Recession Over? Don’t Hold Your Breath

The recent announcement that the GDP grew in the third quarter at an annualized rate of 3.5 percent was referred to by Treasury Secretary Tim Geithner as proof that the economy is finally improving.  But a quick glance at history demonstrates that this is not the case.

Between 1934 and 1937—during the heart of the Great Depression—GDP grew at by an average of 9.5 percent annually.  In 1934, GDP grew by nearly 11 percent, but it would be six more years until the depression finally ended.  Clearly, GDP growth alone cannot be taken as an indicator that the economy is on the upswing.

It is also disheartening that the two major contributors to GDP growth in the third quarter were housing construction and auto sales, both of which were propped up by government subsidies.  Auto sales were boosted by the Cash for Clunkers program, and housing construction was driven by the $8,000 first time home buyer tax credit.

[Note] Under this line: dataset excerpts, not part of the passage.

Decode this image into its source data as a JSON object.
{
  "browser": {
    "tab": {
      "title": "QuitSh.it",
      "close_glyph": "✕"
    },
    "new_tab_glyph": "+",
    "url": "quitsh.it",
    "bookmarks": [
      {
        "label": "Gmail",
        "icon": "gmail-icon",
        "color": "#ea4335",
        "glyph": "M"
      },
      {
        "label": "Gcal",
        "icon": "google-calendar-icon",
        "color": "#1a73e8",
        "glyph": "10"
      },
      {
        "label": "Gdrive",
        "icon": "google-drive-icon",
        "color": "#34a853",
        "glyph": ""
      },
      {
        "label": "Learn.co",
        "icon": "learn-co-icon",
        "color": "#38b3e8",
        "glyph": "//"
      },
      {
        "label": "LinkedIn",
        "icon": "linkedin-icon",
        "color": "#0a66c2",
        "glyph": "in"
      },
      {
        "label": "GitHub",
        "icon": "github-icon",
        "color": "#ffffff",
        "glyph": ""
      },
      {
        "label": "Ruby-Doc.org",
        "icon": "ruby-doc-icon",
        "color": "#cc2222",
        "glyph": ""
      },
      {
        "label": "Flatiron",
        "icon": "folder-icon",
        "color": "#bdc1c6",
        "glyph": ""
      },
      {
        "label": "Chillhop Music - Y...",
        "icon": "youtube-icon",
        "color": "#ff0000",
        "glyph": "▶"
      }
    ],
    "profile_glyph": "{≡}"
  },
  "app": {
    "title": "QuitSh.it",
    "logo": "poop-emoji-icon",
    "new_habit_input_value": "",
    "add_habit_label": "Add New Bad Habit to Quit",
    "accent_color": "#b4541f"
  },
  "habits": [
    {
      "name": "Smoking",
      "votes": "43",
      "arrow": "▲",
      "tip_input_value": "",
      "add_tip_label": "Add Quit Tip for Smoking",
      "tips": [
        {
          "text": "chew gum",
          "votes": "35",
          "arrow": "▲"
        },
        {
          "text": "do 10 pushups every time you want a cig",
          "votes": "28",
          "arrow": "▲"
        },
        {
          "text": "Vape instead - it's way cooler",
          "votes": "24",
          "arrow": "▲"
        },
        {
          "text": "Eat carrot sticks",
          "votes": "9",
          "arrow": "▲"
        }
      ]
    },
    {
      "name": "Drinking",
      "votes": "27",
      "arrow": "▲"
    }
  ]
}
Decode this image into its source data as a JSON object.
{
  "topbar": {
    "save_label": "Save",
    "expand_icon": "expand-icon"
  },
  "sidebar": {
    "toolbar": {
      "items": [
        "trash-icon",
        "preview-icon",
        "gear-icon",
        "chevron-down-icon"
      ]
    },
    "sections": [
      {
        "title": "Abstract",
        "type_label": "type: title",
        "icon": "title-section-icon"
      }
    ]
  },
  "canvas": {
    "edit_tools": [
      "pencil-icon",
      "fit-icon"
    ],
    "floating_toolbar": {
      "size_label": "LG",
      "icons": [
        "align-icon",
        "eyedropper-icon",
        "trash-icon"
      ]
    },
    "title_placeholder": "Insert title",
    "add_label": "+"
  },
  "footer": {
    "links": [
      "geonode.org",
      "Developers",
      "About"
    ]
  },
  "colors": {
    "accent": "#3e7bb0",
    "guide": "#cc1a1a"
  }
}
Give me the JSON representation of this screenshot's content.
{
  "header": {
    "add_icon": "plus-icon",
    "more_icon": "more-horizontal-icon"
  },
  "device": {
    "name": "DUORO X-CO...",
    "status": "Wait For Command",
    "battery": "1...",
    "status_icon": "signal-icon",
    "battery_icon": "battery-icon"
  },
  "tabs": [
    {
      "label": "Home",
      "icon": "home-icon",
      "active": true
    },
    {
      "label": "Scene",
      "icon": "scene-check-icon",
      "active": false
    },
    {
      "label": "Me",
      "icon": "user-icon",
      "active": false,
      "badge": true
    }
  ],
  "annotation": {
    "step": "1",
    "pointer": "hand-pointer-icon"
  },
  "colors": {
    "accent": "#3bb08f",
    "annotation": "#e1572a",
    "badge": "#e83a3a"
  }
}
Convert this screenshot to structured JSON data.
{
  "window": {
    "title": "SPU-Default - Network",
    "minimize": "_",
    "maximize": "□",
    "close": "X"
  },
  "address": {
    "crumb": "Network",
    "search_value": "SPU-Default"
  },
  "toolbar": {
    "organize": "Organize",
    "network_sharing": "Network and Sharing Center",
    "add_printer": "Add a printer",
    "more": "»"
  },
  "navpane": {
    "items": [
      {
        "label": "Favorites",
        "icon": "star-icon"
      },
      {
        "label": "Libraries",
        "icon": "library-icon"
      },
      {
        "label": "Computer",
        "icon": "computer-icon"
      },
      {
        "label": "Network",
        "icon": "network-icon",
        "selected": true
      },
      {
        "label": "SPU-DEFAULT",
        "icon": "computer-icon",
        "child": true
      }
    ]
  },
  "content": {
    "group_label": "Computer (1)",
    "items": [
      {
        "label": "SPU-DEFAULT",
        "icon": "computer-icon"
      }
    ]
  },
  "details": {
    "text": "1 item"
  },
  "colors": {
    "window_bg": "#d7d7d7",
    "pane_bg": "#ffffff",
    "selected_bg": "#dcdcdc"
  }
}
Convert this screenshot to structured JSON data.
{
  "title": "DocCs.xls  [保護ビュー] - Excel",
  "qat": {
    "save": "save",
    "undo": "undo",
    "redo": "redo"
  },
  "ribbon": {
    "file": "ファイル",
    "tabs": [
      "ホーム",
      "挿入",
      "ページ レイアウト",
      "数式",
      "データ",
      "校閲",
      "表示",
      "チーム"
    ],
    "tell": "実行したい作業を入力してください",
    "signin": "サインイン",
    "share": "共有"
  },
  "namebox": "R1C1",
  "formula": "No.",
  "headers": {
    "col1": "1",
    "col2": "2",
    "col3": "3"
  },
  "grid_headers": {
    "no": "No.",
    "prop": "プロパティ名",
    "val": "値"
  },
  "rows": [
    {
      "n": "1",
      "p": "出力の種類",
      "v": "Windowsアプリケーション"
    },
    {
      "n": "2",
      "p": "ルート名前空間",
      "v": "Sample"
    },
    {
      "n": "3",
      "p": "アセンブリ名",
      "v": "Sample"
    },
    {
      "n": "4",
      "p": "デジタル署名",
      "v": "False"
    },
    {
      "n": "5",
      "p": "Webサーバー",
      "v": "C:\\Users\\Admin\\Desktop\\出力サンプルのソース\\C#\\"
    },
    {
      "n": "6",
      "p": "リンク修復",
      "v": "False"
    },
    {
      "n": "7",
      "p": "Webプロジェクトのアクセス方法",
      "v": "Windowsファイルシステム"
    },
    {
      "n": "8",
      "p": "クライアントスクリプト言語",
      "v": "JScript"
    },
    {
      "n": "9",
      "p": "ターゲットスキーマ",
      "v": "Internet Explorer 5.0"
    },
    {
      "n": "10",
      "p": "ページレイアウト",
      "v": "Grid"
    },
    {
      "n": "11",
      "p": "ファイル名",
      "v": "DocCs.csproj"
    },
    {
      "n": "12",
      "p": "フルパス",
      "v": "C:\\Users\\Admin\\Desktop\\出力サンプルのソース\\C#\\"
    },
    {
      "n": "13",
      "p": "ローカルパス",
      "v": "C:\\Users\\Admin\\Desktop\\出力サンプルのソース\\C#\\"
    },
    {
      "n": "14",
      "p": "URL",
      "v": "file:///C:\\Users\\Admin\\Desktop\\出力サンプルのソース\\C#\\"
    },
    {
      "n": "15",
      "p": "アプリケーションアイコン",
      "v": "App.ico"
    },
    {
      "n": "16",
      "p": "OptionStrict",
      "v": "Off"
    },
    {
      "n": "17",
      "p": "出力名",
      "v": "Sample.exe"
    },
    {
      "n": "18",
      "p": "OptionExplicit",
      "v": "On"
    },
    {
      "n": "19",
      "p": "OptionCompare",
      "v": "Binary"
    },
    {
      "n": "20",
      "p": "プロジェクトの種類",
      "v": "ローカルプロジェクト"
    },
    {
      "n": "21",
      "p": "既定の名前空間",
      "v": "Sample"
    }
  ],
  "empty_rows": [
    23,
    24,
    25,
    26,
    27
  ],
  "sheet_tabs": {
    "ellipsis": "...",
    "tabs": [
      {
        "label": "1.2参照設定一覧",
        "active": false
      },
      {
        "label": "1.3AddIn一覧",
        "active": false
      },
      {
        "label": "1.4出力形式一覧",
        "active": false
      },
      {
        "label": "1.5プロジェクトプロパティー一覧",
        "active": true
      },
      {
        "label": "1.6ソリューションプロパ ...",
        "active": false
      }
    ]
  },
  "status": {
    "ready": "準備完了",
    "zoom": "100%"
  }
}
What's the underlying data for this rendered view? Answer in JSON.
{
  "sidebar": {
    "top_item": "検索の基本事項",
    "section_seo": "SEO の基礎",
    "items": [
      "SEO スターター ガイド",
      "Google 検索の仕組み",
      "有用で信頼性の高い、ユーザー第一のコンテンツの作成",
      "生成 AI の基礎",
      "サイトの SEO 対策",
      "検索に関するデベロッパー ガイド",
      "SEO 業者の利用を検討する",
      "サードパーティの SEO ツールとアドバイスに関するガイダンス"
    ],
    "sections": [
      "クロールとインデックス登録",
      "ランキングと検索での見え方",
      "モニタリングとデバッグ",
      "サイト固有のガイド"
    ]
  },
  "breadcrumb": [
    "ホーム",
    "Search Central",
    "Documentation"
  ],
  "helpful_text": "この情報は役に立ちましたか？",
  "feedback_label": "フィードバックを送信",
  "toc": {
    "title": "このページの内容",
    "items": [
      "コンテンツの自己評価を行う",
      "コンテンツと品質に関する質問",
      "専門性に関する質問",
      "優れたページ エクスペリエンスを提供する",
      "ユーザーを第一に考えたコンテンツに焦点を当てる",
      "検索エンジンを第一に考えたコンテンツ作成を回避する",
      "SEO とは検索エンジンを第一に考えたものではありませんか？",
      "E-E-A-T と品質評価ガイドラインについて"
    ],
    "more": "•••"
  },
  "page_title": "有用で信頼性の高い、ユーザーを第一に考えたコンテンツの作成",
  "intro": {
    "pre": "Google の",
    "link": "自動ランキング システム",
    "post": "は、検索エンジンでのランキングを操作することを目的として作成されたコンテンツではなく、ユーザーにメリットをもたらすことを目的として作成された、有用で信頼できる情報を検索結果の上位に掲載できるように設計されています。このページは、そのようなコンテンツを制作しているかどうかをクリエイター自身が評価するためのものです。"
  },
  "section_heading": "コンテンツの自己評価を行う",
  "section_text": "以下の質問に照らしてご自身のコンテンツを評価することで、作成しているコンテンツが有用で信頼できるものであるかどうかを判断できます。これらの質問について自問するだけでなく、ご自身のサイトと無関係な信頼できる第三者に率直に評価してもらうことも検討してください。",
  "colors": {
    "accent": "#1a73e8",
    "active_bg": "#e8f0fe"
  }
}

Combine this with other spurious accounting maneuvers used to calculate third quarter GDP, and it begins to appear that GDP might actually have decreased during this period.

In addition to phony GDP growth, there are other signs that the recession is not yet over.  Employment during the third quarter fell by over 750,000, and it is expected to fall further still.  Employment has been called a lagging indicator of economic health, but when economic health is measured in terms of the financial well-being of the population, employment is not a lagging indicator, it is the indicator.

The recent bankruptcy of CIT Group is another sign that our economic woes are far from over.  A recipient of $2.3 billion in TARP funds—deemed likely unrecoverable—CIT Group Inc. filed for Chapter 11 today, seeking protection from $10 billion in debt.  CIT finances close to one million businesses, and conducts business with over 80 percent of all Fortune 1000 companies, so there is enormous potential for negative secondary effects stemming from the bankruptcy.

The CIT Group bankruptcy comes on the heels of nine more bank failures on Friday, which brings this year’s total to 115.  These bank failures came at a cost of $2.5 billion to the FDIC deposit insurance fund.

There is a clear political incentive for Geithner and others to make efforts to convince us that this economic slump is over.  It is unfortunate that these efforts include no actual facts.